Speaking on the decentralisation of the NPF, Atiku said: “We cannot have state police without having a constitutional amendment, so we will go into constitution amendment where we will have different levels of police. These are our plans to tackle the security challenges facing the country.

“For sure we need a judicial amendment; first of all, there are poor wages for Judges and very poor working conditions. Again, the judiciary has levels, the federal judiciary, and state, but we will attempt as much as possible to have a judicial reform where we will improve the dispensation of justice and also the welfare of judges.

“I am a supporter of the removal of clause of the definition of indigenship in our constitution, once you reside in any part of the country, and you pay your taxes, you should be entitled to indigenship.”

Also speaking at the meeting, the PDP’s vice-presidential candidate and Delta State Governor, Ifeanyi Okowa, said Nigeria was in dire need of a leader who was humble and patient enough to listen to the demands and yearnings of the people he wants to govern.

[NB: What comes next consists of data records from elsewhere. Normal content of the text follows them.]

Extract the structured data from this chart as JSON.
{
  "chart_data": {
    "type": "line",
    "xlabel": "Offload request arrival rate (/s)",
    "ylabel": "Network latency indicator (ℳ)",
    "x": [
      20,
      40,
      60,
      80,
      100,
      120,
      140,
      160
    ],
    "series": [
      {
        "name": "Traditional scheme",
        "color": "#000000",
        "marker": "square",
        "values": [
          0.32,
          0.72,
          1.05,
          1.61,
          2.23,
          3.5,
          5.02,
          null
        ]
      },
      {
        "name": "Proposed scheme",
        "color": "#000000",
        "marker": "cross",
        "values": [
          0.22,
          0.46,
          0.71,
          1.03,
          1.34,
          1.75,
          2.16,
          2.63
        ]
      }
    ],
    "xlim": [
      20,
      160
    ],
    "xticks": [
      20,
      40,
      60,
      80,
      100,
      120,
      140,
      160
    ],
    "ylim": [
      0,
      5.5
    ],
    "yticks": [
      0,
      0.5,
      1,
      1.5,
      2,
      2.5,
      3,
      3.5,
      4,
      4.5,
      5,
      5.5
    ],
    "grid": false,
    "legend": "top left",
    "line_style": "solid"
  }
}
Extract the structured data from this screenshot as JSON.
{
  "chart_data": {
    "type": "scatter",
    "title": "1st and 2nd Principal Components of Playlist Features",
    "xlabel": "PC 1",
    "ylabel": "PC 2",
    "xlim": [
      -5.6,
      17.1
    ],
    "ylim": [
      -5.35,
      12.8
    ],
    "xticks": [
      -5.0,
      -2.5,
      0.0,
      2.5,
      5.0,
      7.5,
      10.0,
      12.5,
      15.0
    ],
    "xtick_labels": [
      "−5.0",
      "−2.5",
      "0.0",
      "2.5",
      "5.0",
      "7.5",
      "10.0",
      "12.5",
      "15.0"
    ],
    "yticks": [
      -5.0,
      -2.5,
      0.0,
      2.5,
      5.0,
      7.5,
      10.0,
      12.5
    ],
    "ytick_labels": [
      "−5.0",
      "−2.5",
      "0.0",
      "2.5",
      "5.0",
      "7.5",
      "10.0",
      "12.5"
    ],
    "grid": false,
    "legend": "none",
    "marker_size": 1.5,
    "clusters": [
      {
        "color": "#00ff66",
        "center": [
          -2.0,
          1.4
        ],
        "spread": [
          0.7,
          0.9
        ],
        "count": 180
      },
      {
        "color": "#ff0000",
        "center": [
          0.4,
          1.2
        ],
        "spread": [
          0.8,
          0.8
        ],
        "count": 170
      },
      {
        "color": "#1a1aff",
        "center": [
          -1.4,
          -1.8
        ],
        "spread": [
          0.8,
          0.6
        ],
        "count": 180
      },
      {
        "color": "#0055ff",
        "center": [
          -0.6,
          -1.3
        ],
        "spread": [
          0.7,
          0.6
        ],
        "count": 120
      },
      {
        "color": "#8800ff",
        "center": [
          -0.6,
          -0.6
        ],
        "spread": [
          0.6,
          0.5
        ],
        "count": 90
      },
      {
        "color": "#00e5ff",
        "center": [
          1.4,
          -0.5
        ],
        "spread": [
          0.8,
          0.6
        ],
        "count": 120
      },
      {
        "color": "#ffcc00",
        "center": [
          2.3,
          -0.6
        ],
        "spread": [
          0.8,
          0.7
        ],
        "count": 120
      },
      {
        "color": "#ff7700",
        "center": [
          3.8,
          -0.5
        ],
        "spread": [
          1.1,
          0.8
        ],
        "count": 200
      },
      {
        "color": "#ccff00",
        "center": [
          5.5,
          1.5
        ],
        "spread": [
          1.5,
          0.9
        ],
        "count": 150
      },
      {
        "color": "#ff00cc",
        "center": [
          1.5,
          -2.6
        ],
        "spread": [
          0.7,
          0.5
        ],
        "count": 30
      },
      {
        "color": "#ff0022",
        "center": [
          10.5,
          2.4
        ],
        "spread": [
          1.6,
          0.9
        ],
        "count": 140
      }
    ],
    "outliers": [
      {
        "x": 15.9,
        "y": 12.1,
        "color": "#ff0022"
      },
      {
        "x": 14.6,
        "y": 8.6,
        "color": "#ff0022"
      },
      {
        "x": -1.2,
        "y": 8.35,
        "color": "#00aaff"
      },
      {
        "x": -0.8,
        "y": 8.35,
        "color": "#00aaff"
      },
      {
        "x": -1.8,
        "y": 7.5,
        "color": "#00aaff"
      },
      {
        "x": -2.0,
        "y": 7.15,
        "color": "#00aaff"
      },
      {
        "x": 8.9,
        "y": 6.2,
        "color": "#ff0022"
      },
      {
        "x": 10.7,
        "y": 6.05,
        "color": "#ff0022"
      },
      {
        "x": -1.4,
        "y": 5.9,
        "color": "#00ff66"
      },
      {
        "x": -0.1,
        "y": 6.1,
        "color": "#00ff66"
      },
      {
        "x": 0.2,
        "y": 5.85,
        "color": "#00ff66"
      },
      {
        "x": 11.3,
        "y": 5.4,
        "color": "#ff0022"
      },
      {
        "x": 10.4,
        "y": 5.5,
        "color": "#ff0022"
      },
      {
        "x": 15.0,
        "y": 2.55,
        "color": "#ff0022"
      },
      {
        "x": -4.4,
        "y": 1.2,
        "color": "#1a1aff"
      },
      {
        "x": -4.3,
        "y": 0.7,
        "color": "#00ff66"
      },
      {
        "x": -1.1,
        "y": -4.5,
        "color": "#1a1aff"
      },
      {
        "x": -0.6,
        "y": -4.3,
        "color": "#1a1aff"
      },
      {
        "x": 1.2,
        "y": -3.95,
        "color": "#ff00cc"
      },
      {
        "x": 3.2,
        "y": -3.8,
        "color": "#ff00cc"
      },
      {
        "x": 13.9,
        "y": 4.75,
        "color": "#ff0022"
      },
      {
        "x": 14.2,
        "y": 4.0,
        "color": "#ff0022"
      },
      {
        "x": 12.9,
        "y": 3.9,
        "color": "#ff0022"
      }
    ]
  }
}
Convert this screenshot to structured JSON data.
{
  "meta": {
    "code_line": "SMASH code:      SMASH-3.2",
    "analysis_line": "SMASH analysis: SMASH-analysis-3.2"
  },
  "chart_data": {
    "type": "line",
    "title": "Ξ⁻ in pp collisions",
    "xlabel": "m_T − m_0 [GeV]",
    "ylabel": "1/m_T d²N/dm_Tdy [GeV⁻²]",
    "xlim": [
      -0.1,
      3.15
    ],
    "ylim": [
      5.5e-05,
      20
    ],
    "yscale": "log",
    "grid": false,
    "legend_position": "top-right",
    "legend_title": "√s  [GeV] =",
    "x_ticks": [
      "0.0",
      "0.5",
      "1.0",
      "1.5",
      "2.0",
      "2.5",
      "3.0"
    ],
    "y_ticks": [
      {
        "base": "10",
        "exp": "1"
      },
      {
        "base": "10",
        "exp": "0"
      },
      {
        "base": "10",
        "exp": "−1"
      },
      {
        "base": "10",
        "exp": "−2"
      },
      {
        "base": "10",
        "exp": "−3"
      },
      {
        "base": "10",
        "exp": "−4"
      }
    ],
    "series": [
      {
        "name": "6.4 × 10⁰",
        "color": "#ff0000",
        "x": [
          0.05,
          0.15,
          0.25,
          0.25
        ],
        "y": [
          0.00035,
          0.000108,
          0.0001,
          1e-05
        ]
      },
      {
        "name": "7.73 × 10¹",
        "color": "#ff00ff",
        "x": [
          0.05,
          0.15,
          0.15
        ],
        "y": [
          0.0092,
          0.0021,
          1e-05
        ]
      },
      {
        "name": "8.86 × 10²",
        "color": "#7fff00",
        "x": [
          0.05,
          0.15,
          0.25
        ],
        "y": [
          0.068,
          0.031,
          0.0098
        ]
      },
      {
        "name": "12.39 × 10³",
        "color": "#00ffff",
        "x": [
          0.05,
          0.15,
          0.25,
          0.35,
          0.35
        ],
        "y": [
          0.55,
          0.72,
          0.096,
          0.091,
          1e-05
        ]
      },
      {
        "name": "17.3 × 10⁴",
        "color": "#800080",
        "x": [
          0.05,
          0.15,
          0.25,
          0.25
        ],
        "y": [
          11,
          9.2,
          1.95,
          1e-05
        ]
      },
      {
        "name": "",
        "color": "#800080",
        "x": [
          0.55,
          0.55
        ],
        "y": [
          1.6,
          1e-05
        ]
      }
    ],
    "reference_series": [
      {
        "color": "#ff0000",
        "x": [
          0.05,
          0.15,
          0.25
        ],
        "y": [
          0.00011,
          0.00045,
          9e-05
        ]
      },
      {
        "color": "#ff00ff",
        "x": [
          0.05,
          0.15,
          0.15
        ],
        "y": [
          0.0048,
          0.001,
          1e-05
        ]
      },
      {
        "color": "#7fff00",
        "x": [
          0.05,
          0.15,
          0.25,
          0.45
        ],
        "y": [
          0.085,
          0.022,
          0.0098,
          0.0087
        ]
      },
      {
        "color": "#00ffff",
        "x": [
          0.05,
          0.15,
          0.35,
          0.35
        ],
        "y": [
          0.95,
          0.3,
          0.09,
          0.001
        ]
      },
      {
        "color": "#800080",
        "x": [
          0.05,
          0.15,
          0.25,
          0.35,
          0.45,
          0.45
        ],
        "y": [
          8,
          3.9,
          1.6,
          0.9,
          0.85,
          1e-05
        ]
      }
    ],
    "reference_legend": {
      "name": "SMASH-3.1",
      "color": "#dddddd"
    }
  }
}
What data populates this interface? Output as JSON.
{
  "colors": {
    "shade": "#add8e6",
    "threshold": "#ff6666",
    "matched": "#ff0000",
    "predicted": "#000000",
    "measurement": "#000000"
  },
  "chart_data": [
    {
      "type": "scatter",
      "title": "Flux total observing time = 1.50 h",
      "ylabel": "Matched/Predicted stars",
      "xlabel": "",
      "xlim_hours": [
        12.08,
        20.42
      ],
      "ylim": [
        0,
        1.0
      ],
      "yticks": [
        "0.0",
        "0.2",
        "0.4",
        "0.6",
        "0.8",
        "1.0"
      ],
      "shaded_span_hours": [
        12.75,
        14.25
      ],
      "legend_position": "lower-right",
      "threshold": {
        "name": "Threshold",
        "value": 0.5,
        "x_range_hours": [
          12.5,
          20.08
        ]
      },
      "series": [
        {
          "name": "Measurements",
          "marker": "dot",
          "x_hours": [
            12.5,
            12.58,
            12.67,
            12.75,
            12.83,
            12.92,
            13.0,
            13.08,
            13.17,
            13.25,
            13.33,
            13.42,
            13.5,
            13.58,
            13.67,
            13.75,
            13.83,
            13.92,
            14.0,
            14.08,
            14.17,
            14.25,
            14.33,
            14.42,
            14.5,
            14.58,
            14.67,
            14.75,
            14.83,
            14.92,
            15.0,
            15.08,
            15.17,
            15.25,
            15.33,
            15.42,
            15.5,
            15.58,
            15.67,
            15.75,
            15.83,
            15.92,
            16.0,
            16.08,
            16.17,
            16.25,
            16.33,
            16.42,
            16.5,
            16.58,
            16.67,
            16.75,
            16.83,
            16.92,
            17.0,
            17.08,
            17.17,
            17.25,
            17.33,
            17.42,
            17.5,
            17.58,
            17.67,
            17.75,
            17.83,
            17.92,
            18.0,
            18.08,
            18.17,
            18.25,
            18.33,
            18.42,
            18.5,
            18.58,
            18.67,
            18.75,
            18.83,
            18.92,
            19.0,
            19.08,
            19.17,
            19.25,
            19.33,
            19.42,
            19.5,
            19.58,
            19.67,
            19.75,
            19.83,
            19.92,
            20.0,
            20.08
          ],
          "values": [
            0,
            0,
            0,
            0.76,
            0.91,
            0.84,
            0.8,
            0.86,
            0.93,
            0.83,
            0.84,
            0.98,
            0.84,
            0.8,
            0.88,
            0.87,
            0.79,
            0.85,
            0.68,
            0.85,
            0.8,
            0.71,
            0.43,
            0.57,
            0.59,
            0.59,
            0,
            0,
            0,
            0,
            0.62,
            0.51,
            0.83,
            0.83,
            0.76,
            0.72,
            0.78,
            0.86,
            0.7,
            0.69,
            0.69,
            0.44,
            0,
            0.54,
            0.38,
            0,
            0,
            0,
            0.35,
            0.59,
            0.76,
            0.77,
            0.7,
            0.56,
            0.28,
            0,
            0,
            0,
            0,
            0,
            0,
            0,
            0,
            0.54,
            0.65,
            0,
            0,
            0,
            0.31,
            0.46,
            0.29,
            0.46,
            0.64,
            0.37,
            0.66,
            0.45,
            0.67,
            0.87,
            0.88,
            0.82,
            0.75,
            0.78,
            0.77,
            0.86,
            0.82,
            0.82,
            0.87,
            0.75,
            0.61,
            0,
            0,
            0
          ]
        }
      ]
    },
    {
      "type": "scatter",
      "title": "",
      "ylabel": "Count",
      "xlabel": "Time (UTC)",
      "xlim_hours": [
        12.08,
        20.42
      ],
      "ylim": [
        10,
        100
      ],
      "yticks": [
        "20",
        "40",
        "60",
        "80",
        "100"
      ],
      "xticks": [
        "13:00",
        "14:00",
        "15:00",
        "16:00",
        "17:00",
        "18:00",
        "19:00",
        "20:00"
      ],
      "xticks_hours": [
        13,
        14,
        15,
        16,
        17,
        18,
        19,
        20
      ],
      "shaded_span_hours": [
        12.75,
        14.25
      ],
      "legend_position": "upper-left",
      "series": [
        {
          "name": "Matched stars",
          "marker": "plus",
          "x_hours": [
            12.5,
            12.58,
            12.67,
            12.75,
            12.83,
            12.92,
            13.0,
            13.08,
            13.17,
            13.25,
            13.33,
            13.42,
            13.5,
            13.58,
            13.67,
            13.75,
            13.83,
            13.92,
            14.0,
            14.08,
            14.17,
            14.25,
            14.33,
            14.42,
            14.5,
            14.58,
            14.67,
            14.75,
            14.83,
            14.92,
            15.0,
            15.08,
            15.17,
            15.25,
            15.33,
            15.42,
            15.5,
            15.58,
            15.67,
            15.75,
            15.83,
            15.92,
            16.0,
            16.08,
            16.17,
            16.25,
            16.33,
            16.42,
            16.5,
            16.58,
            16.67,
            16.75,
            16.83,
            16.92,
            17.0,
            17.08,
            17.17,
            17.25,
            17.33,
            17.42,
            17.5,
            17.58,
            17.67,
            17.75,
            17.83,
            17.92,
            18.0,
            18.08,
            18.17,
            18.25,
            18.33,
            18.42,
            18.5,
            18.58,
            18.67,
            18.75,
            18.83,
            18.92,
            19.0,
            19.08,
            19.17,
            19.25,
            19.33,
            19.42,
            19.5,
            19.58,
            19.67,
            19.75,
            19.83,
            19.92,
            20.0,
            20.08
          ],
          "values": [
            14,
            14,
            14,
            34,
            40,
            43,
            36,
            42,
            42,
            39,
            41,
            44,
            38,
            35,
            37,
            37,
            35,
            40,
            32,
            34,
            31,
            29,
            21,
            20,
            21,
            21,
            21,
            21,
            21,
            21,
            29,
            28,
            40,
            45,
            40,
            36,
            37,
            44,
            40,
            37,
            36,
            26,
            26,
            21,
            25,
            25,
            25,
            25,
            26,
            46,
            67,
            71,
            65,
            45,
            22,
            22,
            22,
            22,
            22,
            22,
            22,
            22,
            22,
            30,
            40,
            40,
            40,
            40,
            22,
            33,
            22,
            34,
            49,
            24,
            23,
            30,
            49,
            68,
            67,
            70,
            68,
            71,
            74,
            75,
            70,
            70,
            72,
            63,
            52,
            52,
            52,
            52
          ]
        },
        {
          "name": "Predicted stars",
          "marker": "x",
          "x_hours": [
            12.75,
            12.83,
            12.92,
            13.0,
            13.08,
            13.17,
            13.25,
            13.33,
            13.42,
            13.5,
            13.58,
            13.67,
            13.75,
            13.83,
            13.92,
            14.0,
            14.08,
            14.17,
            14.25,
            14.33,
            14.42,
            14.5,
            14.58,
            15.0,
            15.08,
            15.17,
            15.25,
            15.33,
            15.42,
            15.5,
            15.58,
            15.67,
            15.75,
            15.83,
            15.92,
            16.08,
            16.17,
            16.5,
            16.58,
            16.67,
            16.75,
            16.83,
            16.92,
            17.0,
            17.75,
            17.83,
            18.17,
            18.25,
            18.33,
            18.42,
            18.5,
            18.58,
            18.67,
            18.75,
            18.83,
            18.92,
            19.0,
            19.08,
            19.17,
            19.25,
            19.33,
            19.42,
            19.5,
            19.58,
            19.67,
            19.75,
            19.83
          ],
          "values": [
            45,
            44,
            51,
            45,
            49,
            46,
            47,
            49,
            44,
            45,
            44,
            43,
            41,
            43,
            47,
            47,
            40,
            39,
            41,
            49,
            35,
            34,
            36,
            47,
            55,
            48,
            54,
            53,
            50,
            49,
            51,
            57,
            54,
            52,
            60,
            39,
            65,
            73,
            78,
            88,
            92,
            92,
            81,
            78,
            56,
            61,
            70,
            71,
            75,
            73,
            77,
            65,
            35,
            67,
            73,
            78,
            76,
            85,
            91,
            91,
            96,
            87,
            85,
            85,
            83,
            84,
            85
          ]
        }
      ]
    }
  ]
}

“There is disunity, we have never been as divided as we are and at this moment we need a man of humility and patience to sit with all the different classes of Nigerians to listen to them and think along with them and that man must have the needed experience to guide and lease the nation,” Okowa stated.

On his part, the CAN President, Daniel Okoh, blamed the challenges bewildering Nigeria on what he described as the “incoherent constitutional and institutional framework” of the country.

Okoh stressed that CAN had spent time reviewing the problems that hindered peace and progress in the country and articulated suggestions on how best to resolve them.

“We have consulted with Nigerians of diverse religious, ethnic, and social identities on the problems of the country and the solutions to them have been articulated in the strategic document we call the Charter for Future Nigeria

“The document considers this incoherence in political, social, and economic dimensions. It makes genuine recommendations for resolving Nigeria’s recurrent crises that border on justice and fairness, equality of all ethnic and religious groups, equal access to basic economic and social rights, political freedom, and an egalitarian and just social order,” he noted.

Okoh added that the essence of the dialogue was to ensure that all the presidential candidates understand the concerns of Nigerian Christians and propose policies and programmes to address them.